Desinibição e ousadia: Falta de medo
ou preocupação com as consequências de suas ações.
Quaisquer
dessas características acima podem decorrer de um ambiente inadequado para o
trabalho. E precisamos evitar que os agentes do aparato de segurança do Estado
sejam adoecidos nos seus ambientes de trabalho.
Além
deste adoecimento, um caso grave em relação à saúde dos agentes de segurança é
o suicídio, lamentavelmente crescente nas fileiras das diversas corporações
estatais (policiais militares, policiais civis, bombeiros militares, policiais
penais e guardas municipais).
O
número de casos de suicídio tem crescido em todo o mundo, em razão da crise do
mundo do trabalho, mas nos países periféricos muito mais. E dentre
profissionais da área de segurança muito mais ainda. Segundo a OMS, o ato de tirar a própria vida
“é um problema complexo, para o qual não existe uma só causa nem uma só razão”,
resultado de uma “complexa interação de fatores biológicos, genéticos,
psicológicos, sociais, culturais e ambientais”.
Se o trabalho
nem sempre é fonte de prazer e realização pessoal, não pode ser um ambiente que
se transforme em fator de risco à saúde psicofísica que possa causar danos
psicológicos, sociais e físicos ao próprio trabalhador ou à sociedade.
Nossa
jurisprudência sedimentou-se no sentido de que não é improvável a ideação
suicida por parte do trabalhador em razão das variadas formas de pressão
psicológica que sofre no ambiente laboral, havendo casos em que se pode se caracterizar
como evento equiparado a infortúnio trabalhista.
As normas
legais consideram como acidente de trabalho não apenas aquele ocorrido no local
e horário de trabalho que cause lesão, mas também diversos outros eventos,
alheios ao local e ao horário de serviço, desde que com estes relacionados.

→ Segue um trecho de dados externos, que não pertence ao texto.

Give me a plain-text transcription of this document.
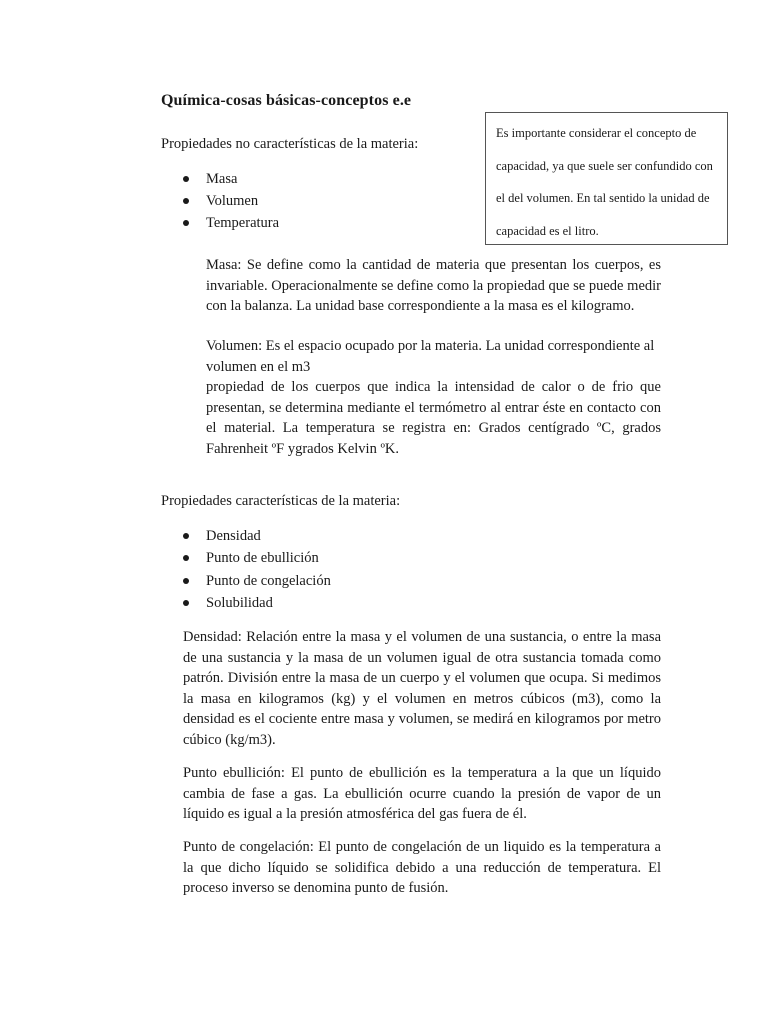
Química-cosas básicas-conceptos e.e

Es importante considerar el concepto de capacidad, ya que suele ser confundido con el del volumen. En tal sentido la unidad de capacidad es el litro.

Propiedades no características de la materia:

Masa
Volumen
Temperatura

Masa: Se define como la cantidad de materia que presentan los cuerpos, es invariable. Operacionalmente se define como la propiedad que se puede medir con la balanza. La unidad base correspondiente a la masa es el kilogramo.

Volumen: Es el espacio ocupado por la materia. La unidad correspondiente al volumen en el m3

propiedad de los cuerpos que indica la intensidad de calor o de frio que presentan, se determina mediante el termómetro al entrar éste en contacto con el material. La temperatura se registra en: Grados centígrado ºC, grados Fahrenheit ºF ygrados Kelvin ºK.

Propiedades características de la materia:

Densidad
Punto de ebullición
Punto de congelación
Solubilidad

Densidad: Relación entre la masa y el volumen de una sustancia, o entre la masa de una sustancia y la masa de un volumen igual de otra sustancia tomada como patrón. División entre la masa de un cuerpo y el volumen que ocupa. Si medimos la masa en kilogramos (kg) y el volumen en metros cúbicos (m3), como la densidad es el cociente entre masa y volumen, se medirá en kilogramos por metro cúbico (kg/m3).

Punto ebullición: El punto de ebullición es la temperatura a la que un líquido cambia de fase a gas. La ebullición ocurre cuando la presión de vapor de un líquido es igual a la presión atmosférica del gas fuera de él.

Punto de congelación: El punto de congelación de un liquido es la temperatura a la que dicho líquido se solidifica debido a una reducción de temperatura. El proceso inverso se denomina punto de fusión.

Assim, os eventos danosos vinculados ao trabalho são equiparados a acidente de
trabalho ou doença ocupacional.
Por
isso é preciso estabelecer o correto enquadramento da sociopatia, causadora de
insegurança, como doença propiciada pelas condições do trabalho policial.
Não há
dúvida que os transtornos mentais adquiridos em ambiente de trabalho nocivo
podem levar aos males acima descritos, em prejuízo dos próprios trabalhadores do
campo da segurança pública e da sociedade.
O Estado
tem o encargo de promover a proteção à saúde psicofísica do trabalhador
policial. O descumprimento dos deveres gerais ou específicos de proteção,
prevenção e segurança em relação aos trabalhadores que se colocam sob suas
ordens e comandos gera a responsabilidade pelos danos que causarem a si próprios
ou a terceiros.
Cuidar
da saúde do trabalhador policial, em todas as suas esferas, há de ser uma
obrigação do Estado e uma preocupação de toda a sociedade, a fim de poder
exigir a segurança que almeja.
Assim,
parabenizo a OAB/RJ, na pessoa de sua presidenta, Dra. Ana Basílio, pela
instalação dessa Comissão Especial da Segurança dos Direitos dos Policiais
Civis e Militares da OAB/RJ, presidida pelo Dr. Orlando Zaccone, que é o
primeiro passo na preocupação social com a saúde do trabalhador policial.
João Batista
Damasceno, desembargador no TJRJ e
professor de Sociologia Jurídica da UERJ.
[1]
Manifestação durante a instalação da Comissão Especial da Segurança dos
Direitos dos Policiais Civis e Militares da OAB/RJ, no dia 27/05/2025 na sede da OAB/RJ.